The man noticed the settings on the newly installed unit were similar to those on his original one, and when he pushed a button on the attached five-CD player, one of his own discs popped out, The Detroit News reported.
"You can't make this stuff up," Troy Police Lt. Robert Redmond said.
Police don't think the dealer was aware the newly installed unit was stolen. The case is part of an investigation in Oakland County, Mich., and Seminole County, Fla., that's led to the seizure of about 1,000 units.
The man's GPS was stolen Oct. 21 and he called his insurance company, which told him to take the vehicle to his local dealership, Redmond said. Police believe the thief sold it to a middleman, who sold it to an auto parts store. The dealership bought what it thought was a refurbished GPS.

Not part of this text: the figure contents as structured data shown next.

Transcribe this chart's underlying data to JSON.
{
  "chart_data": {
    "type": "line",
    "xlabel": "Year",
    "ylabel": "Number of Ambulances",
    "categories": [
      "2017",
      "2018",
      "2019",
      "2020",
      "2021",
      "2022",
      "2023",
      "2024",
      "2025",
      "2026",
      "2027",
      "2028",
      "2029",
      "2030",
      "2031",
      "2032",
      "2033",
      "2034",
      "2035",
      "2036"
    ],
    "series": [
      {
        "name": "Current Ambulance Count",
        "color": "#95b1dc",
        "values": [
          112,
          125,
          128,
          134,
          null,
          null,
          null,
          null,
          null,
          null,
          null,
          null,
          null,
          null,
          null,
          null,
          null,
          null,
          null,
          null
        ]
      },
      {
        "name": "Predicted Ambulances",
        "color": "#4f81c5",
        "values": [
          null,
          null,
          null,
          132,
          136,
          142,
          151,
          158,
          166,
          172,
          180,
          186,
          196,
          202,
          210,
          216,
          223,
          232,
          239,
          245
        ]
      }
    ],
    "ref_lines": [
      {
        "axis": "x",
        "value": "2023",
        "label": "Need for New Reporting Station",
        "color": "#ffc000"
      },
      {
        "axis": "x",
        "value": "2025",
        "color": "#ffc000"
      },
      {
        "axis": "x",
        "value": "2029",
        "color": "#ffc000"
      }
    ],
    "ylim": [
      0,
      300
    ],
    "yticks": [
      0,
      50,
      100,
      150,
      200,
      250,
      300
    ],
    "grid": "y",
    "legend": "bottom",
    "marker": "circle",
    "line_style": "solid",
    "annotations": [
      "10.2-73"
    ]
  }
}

Redmond said his department has taken 56 theft reports, and targets include newer Cadillac Escalades, Jeep Grand Cherokees and Chrysler 300s.
The thieves were paid between $250 and $400 per unit, and middlemen sold them online and to auto parts stores for between $600 and $1,200, the Detroit Free Press and The Macomb Daily also reported.
Four people have been arrested for receiving and concealing stolen property, and police are seeking five others.